Texas governor is repurposing empty shipping containers for a makeshift Mexico border wall

Gov. Greg Abbott told Fox News the state has begun using empty shipping containers to plug gaps in the border between Texas and Mexico.

Abbott’s spokesperson did not respond to a request for comment from Insider but told trade publication Freight Waves that the state began repurposing the shipping containers in late October.

“We begin dropping these large containers that you see on 18-wheelers, you also see on these ships that are going across the ocean,” Abbott told Tucker Carlson on October 28. “We’re dropping them down on locations that could be crossings that would be used by these caravans to serve as a blockade to prevent them from coming across the border.”

Rep. Troy Nehls, R-Texas, told Fox & Friends the containers are being used to “channel” migrants into areas with a higher police and Border Patrol presence, as the shipping containers could be difficult to scale.

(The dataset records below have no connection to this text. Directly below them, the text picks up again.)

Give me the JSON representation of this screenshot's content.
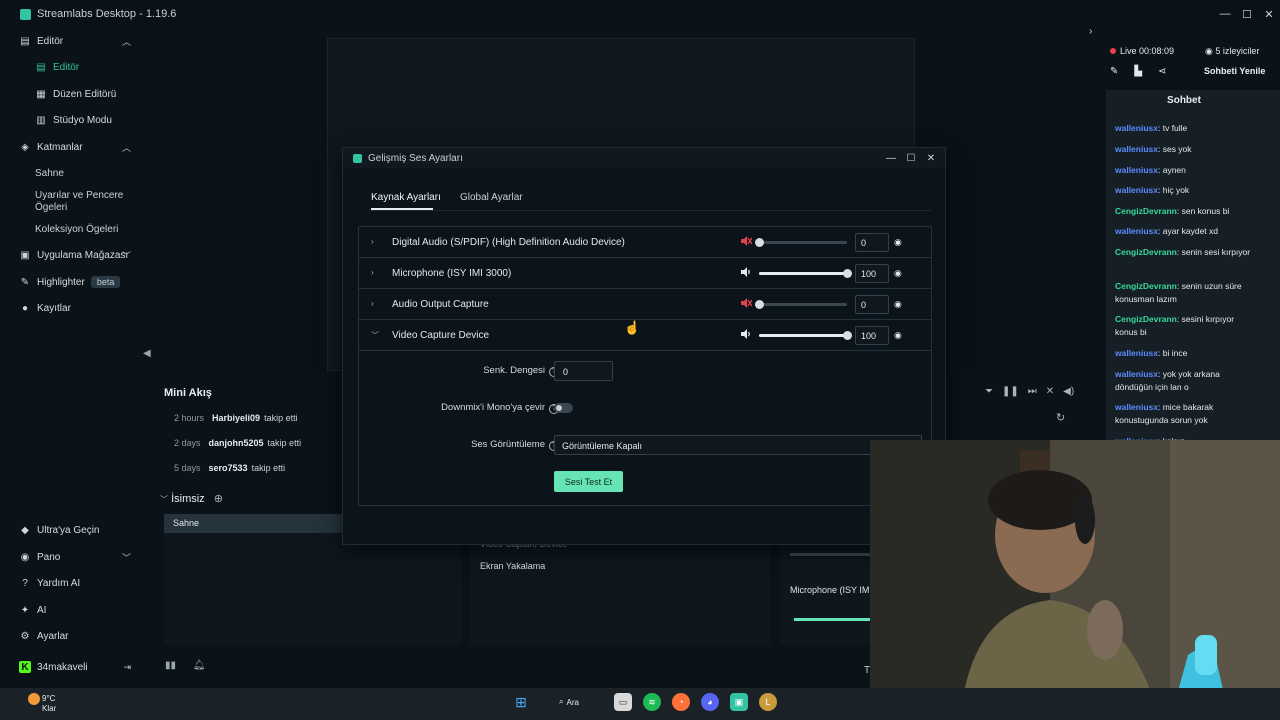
{
  "window": {
    "title": "Streamlabs Desktop - 1.19.6"
  },
  "sidebar": {
    "sections": [
      {
        "label": "Editör",
        "icon": "editor-icon"
      },
      {
        "label": "Katmanlar",
        "icon": "layers-icon"
      },
      {
        "label": "Uygulama Mağazası",
        "icon": "store-icon"
      },
      {
        "label": "Highlighter",
        "icon": "highlighter-icon",
        "badge": "beta"
      },
      {
        "label": "Kayıtlar",
        "icon": "recordings-icon"
      }
    ],
    "editor_items": [
      {
        "label": "Editör",
        "active": true
      },
      {
        "label": "Düzen Editörü"
      },
      {
        "label": "Stüdyo Modu"
      }
    ],
    "layer_items": [
      "Sahne",
      "Uyarılar ve Pencere",
      "Ögeleri",
      "Koleksiyon Ögeleri"
    ],
    "bottom_items": [
      {
        "label": "Ultra'ya Geçin",
        "icon": "ultra-icon"
      },
      {
        "label": "Pano",
        "icon": "dashboard-icon"
      },
      {
        "label": "Yardım AI",
        "icon": "help-ai-icon"
      },
      {
        "label": "AI",
        "icon": "ai-icon"
      },
      {
        "label": "Ayarlar",
        "icon": "settings-icon"
      },
      {
        "label": "34makaveli",
        "icon": "kick-icon"
      }
    ]
  },
  "mini_feed": {
    "title": "Mini Akış",
    "events": [
      {
        "time": "2 hours",
        "user": "Harbiyeli09",
        "action": "takip etti"
      },
      {
        "time": "2 days",
        "user": "danjohn5205",
        "action": "takip etti"
      },
      {
        "time": "5 days",
        "user": "sero7533",
        "action": "takip etti"
      }
    ]
  },
  "scenes": {
    "collection": "İsimsiz",
    "items": [
      "Sahne"
    ]
  },
  "sources": {
    "items": [
      "Video Capture Device",
      "Ekran Yakalama"
    ]
  },
  "mixer": {
    "label": "Microphone (ISY IM"
  },
  "app_bottom": {
    "tv_text": "T"
  },
  "chat": {
    "live": "Live 00:08:09",
    "viewers": "5 izleyiciler",
    "refresh": "Sohbeti Yenile",
    "title": "Sohbet",
    "messages": [
      {
        "user": "walleniusx",
        "text": ": tv fulle",
        "color": "blue"
      },
      {
        "user": "walleniusx",
        "text": ": ses yok",
        "color": "blue"
      },
      {
        "user": "walleniusx",
        "text": ": aynen",
        "color": "blue"
      },
      {
        "user": "walleniusx",
        "text": ": hiç yok",
        "color": "blue"
      },
      {
        "user": "CengizDevrann",
        "text": ": sen konus bi",
        "color": "green"
      },
      {
        "user": "walleniusx",
        "text": ": ayar kaydet xd",
        "color": "blue"
      },
      {
        "user": "CengizDevrann",
        "text": ": senin sesi kırpıyor",
        "color": "green"
      },
      {
        "user": "CengizDevrann",
        "text": ": senin uzun süre konusman lazım",
        "color": "green"
      },
      {
        "user": "CengizDevrann",
        "text": ": sesini kırpıyor konus bi",
        "color": "green"
      },
      {
        "user": "walleniusx",
        "text": ": bi ince",
        "color": "blue"
      },
      {
        "user": "walleniusx",
        "text": ": yok yok arkana döndüğün için lan o",
        "color": "blue"
      },
      {
        "user": "walleniusx",
        "text": ": mice bakarak konustugunda sorun yok",
        "color": "blue"
      },
      {
        "user": "walleniusx",
        "text": ": kalsın",
        "color": "blue"
      }
    ]
  },
  "dialog": {
    "title": "Gelişmiş Ses Ayarları",
    "tabs": [
      "Kaynak Ayarları",
      "Global Ayarlar"
    ],
    "sources": [
      {
        "name": "Digital Audio (S/PDIF) (High Definition Audio Device)",
        "muted": true,
        "volume": 0
      },
      {
        "name": "Microphone (ISY IMI 3000)",
        "muted": false,
        "volume": 100
      },
      {
        "name": "Audio Output Capture",
        "muted": true,
        "volume": 0
      },
      {
        "name": "Video Capture Device",
        "muted": false,
        "volume": 100,
        "expanded": true
      }
    ],
    "fields": {
      "sync_label": "Senk. Dengesi",
      "sync_value": "0",
      "downmix_label": "Downmix'i Mono'ya çevir",
      "downmix_on": false,
      "monitor_label": "Ses Görüntüleme",
      "monitor_value": "Görüntüleme Kapalı"
    },
    "test_button": "Sesi Test Et"
  },
  "taskbar": {
    "temp": "9°C",
    "weather": "Klar",
    "search": "Ara"
  },
  "colors": {
    "accent": "#31c3a2",
    "button": "#67e4b6",
    "live": "#ea3f4f",
    "user_blue": "#5b8cff",
    "user_green": "#38d79a"
  }
}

The state is also deploying thousands of National Guard soldiers and Texas Department of Public Safety troopers, as well as using vehicles as barriers and putting up additional razor wire across the southern border, according to Abbott’s plan.

It is unknown how many shipping containers will be used or how the containers have been supplied.

In the past, Abbott has said that barriers are needed for about 733 miles of Texas’ 1,200-mile border with Mexico. In September, the governor signed a nearly $1.8 billion border security bill into law, which included as much as $750 million for the construction of a border wall between Texas and Mexico. Though the state has not completed any permanent portions of the border wall, Abbott has said he expects some portions will go up by the end of December.

Shipping containers have become a hot topic in recent months, as consumer demand spurred a shortage of containers that help transport 90% of the world’s goods.

In Southern California, over 500,000 containers are floating off the coast, waiting to dock and unload, while thousands of empty containers clog shipping yards and warehouses.